Surely it would be okay for her to sneak down to the kitchen and get a snack? She wouldn’t go down that long winding hall. She didn’t particularly want to, and even if she had, she knew it would definitely not be a good thing to do. It would be violating a trust. She wouldn’t be in this house at all if there hadn’t been complete confidence in her staying away from the ceremony.
A trust she suddenly wasn’t so sure she returned.
“The Gretneg of a Meegra has to do what’s best for her family first,” Greyson had told her the night she’d connected herself to the personal demons and started this whole thing. Or rather, the night this stage of the whole thing had begun. Apparently it had started even before she thought it had, before the Accuser had shown up in her bedroom and taken over her body.
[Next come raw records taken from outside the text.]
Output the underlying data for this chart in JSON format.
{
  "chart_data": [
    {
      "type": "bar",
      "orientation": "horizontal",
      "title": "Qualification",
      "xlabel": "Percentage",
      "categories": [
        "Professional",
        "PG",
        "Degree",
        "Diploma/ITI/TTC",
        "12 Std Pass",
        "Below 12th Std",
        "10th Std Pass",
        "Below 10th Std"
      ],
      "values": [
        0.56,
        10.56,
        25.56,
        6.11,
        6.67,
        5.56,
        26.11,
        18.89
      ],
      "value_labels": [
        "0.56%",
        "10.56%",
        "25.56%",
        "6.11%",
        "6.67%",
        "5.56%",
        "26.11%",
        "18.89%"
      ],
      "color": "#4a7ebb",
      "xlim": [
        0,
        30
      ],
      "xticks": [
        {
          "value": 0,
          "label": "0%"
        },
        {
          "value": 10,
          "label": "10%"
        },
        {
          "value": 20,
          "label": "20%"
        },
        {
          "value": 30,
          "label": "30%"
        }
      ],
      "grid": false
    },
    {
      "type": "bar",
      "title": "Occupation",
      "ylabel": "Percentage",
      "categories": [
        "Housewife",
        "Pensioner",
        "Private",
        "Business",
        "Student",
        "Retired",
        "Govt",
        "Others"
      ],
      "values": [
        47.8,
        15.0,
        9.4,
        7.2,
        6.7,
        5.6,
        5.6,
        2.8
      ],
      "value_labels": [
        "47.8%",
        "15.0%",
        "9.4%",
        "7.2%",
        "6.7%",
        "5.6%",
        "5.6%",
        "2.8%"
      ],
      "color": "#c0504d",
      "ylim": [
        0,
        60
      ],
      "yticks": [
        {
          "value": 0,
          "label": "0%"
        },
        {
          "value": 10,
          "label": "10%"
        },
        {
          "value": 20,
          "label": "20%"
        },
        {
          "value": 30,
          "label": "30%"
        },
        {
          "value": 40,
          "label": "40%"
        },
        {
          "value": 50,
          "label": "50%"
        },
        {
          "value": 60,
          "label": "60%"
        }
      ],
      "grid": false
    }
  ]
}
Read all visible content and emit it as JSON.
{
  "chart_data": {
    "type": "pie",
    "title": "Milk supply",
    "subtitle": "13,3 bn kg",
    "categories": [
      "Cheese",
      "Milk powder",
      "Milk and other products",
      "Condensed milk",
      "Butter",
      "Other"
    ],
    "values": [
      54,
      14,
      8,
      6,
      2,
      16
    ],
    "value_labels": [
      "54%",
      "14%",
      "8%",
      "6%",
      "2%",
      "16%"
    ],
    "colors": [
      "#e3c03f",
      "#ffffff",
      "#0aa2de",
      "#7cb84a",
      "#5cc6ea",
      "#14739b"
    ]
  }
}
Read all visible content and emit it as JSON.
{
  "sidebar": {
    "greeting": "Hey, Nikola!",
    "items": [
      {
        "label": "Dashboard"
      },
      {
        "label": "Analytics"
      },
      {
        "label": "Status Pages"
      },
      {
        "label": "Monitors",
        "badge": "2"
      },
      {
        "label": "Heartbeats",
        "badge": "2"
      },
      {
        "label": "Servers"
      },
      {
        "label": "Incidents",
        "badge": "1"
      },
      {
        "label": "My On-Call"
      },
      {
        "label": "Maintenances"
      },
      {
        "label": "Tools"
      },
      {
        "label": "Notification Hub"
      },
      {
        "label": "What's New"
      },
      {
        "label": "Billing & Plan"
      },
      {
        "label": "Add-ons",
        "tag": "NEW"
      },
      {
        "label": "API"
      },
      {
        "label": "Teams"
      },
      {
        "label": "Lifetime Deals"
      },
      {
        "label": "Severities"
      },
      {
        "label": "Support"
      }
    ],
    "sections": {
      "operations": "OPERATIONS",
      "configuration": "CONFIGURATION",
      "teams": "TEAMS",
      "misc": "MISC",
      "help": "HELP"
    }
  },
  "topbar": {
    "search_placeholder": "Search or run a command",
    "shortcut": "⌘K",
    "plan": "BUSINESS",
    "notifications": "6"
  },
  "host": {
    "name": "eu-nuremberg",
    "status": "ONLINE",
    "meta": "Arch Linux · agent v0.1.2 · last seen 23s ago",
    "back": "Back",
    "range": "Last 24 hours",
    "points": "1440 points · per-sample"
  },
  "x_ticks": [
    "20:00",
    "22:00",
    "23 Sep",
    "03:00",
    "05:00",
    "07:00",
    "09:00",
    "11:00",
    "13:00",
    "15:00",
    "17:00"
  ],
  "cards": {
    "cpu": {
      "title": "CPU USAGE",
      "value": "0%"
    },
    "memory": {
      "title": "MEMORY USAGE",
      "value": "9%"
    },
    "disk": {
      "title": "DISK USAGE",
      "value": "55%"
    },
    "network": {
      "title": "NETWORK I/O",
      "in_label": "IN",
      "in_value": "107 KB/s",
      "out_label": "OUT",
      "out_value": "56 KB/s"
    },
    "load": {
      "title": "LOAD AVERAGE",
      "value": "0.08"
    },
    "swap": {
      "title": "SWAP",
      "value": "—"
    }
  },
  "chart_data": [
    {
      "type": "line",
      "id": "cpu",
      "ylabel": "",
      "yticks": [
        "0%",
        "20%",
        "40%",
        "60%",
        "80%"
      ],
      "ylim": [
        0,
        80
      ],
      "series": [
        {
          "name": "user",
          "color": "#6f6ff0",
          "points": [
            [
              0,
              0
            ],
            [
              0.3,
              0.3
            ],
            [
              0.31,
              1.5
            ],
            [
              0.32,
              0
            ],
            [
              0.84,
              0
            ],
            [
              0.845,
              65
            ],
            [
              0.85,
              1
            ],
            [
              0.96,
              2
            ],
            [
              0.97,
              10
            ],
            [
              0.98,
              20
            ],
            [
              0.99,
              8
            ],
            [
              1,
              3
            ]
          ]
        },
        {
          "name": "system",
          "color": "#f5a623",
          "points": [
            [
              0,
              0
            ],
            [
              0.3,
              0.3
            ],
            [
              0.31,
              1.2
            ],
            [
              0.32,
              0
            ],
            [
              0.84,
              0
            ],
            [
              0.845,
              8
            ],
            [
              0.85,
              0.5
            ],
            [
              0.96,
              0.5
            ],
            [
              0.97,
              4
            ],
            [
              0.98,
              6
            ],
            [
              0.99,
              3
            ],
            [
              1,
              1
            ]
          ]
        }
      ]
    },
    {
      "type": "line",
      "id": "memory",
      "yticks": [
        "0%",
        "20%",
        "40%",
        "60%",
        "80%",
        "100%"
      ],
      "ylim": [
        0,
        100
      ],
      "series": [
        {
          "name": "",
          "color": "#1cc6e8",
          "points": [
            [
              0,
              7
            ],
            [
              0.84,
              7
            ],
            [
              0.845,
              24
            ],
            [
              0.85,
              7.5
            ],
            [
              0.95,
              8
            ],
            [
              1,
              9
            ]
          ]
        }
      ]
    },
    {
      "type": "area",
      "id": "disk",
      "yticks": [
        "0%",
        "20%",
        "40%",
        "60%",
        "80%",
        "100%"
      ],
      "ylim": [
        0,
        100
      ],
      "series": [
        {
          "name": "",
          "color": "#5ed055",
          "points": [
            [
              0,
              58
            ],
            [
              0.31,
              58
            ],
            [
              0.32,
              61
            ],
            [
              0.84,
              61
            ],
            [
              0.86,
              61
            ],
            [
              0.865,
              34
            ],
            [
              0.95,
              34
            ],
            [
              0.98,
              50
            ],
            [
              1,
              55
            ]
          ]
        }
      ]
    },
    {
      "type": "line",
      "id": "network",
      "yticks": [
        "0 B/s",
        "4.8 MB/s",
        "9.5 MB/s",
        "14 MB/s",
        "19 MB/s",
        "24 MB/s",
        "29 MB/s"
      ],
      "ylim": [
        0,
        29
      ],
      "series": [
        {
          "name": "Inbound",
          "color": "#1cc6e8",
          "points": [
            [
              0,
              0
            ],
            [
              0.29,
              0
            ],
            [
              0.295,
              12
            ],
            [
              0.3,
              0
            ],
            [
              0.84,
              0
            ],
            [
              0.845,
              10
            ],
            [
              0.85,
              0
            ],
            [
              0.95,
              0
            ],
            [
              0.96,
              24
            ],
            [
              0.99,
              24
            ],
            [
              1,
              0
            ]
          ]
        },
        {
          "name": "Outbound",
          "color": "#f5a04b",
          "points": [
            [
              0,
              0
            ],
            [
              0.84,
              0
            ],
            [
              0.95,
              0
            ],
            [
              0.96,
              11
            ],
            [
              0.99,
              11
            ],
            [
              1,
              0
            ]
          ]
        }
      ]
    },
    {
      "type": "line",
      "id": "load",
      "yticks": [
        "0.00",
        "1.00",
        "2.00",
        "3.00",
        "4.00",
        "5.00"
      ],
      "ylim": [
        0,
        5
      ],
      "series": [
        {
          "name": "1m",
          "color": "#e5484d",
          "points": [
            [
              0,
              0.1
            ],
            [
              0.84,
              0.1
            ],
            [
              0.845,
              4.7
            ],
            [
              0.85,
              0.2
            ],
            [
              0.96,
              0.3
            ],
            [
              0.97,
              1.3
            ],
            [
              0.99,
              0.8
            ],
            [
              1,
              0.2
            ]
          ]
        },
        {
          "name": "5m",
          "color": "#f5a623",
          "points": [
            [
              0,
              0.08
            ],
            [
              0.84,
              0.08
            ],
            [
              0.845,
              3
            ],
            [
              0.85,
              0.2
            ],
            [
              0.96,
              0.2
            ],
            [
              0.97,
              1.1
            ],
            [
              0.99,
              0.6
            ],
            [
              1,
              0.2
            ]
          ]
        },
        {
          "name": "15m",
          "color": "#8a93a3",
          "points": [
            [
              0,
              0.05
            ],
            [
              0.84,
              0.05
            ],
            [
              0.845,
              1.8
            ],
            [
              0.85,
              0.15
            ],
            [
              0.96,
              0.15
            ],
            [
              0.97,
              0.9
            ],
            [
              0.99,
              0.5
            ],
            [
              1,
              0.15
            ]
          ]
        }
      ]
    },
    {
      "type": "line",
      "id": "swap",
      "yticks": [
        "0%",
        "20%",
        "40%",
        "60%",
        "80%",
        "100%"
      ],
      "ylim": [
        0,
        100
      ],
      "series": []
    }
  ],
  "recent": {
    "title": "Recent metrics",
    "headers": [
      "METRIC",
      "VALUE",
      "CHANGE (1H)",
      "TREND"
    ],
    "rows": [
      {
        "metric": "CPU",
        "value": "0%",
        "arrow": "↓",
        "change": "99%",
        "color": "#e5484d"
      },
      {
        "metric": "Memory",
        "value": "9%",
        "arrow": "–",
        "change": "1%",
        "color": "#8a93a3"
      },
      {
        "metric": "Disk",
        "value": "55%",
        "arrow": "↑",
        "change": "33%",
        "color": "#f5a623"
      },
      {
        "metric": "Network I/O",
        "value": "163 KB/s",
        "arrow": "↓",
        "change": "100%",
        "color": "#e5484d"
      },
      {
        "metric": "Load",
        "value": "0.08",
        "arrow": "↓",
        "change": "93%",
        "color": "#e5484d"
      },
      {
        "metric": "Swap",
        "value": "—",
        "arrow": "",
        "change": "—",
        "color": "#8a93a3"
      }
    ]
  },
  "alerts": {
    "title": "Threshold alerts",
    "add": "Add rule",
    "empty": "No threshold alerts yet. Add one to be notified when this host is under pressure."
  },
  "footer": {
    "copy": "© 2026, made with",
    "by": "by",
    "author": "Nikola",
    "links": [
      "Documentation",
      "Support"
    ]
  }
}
Greyson was Gretneg now, and nobody knew better than Megan how seriously he took that responsibility. If he thought it served his needs and those of his family best, he would flick her demons out of the way with no more care than he would if a moth landed on his windowsill.
Wouldn’t he? Had he done it already?
She knew this was silly. If she asked him he would tell her. He would give her his word, and she trusted that word. But the heavy atmosphere in the house, the sense that the air around her was swirling and shifting, made her skin tingle and butterflies fill her stomach. Something was changing, and she didn’t know yet how serious or far-reaching those changes would be.